The parliaments of Jersey, Guernsey and the Isle of Man are all discussing legislation to prevent vulture funds suing Heavily Indebted Poor Countries for inflated claims on old debts. Laws are expected to come into force in 2013. One vulture fund, FG Hemisphere, tried to claim $100 million from the Democratic Republic of Congo via a mining company registered in Jersey. In July 2012 the UK Privy Council, Jersey’s highest court of appeal, ruled against the vulture fund, saying the assets owed to Gecamines, Jersey’s state mining company, could not be used to pay a government debt.
On 1 October a bill was lodged with the States of Jersey on vulture funds.
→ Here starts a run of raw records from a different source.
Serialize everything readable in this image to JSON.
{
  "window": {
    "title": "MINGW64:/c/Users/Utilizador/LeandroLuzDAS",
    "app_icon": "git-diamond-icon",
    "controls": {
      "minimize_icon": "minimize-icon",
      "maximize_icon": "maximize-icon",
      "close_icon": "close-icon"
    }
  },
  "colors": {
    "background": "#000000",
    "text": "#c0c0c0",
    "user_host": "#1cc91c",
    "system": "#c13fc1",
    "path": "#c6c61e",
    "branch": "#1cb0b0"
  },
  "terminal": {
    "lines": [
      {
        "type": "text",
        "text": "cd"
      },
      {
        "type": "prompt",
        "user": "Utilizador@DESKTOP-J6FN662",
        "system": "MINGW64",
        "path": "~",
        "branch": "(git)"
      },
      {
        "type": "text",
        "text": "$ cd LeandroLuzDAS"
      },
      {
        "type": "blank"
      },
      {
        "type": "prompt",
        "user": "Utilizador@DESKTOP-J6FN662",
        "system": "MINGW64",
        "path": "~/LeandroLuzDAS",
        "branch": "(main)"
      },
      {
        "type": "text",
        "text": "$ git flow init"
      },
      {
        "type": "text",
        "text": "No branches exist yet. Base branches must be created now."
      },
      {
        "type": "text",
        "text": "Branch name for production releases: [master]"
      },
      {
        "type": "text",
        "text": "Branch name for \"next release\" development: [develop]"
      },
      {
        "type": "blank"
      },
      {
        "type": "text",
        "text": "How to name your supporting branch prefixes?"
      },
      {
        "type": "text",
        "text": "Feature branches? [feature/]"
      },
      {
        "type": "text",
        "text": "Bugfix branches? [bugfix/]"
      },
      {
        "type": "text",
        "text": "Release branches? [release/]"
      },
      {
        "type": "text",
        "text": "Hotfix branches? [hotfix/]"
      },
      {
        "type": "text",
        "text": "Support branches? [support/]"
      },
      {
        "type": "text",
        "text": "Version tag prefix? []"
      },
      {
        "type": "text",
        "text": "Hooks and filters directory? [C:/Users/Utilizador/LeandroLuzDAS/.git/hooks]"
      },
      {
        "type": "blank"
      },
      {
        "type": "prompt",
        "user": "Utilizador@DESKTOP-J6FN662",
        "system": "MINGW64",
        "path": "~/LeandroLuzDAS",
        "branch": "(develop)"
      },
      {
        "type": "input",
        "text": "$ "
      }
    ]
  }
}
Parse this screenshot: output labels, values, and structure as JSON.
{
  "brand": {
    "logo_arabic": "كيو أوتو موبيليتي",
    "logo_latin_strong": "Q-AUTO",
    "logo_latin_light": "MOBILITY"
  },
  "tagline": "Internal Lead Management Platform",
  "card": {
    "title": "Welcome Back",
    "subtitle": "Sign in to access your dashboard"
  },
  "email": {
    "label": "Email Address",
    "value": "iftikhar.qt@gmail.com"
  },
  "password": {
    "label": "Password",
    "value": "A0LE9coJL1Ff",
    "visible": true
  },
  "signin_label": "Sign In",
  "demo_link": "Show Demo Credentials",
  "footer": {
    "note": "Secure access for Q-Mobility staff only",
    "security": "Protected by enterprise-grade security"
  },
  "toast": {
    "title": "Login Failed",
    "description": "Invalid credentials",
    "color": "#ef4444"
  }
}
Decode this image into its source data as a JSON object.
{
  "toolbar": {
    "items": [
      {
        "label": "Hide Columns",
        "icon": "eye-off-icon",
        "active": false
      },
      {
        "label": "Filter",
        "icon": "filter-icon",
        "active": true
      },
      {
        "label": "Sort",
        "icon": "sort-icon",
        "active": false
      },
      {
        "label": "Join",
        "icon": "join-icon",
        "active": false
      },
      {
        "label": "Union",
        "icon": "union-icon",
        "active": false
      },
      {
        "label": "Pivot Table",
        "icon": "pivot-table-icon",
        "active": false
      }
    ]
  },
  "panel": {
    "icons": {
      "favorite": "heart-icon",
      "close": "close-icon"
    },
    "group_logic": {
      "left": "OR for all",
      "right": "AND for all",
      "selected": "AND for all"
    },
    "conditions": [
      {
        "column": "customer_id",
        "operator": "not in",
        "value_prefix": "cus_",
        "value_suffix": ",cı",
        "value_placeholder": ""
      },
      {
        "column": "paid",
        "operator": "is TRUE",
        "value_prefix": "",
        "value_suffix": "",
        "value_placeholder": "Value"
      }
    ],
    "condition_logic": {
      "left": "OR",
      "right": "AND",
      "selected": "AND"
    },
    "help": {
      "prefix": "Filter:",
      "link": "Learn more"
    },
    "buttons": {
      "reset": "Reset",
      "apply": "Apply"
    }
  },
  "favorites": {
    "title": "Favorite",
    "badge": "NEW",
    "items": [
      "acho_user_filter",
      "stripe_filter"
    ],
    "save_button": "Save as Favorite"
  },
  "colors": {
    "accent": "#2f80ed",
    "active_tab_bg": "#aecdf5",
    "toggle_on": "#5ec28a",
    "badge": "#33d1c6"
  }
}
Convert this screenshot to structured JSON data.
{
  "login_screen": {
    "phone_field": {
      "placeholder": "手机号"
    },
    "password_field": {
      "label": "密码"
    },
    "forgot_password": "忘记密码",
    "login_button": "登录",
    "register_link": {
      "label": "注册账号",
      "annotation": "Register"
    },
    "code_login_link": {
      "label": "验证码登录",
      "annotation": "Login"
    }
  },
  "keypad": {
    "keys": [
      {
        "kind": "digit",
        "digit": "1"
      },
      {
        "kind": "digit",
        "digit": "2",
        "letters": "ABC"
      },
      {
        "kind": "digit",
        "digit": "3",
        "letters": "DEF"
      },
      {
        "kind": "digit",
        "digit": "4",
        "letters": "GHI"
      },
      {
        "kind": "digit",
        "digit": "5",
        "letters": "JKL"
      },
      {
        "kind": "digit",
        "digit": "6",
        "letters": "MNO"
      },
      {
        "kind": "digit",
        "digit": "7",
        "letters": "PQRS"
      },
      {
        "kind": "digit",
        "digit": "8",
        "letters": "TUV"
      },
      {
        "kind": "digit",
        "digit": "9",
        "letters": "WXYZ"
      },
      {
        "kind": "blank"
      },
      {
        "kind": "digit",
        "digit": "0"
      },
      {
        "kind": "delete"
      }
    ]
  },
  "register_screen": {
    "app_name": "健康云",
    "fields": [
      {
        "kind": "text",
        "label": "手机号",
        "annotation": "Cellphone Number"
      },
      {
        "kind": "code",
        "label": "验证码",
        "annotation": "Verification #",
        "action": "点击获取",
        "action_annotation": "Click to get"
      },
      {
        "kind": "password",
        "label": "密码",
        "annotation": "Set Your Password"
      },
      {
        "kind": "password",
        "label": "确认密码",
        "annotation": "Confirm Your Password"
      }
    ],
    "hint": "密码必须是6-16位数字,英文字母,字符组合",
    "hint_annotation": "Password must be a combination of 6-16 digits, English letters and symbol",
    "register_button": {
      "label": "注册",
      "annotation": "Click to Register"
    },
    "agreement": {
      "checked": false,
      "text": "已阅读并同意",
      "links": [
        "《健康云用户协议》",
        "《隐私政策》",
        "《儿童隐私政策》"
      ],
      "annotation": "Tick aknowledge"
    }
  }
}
The proposed law is a replica of the UK Debt Relief (Developing Countries) Act, first passed in 2010, and made permanent in 2011. The Jersey bill is expected to be passed later in autumn 2012, and come into force a few months later after receiving Royal Assent. The process of gaining Royal Assent takes longer in Crown Dependencies than it does in the UK, because the UK government reviews the legislation.
On 28 November, the State of Guernsey will discuss passing the same legislation as the UK Act. If there is agreement, as expected, it will be passed shortly after and come into force once it has received Royal Assent.
The Isle of Man Tynwald has already begun the process of passing legislation. It has passed the House of Keys, the Tynwald’s lower house, and is currently being discussed by the Legislative Council, the upper house. The bill is expected to be passed in 2012, coming into effect in 2013 following Royal Assent.
The UK vulture fund act is unique in forcing private creditors to comply with internationally agreed debt relief.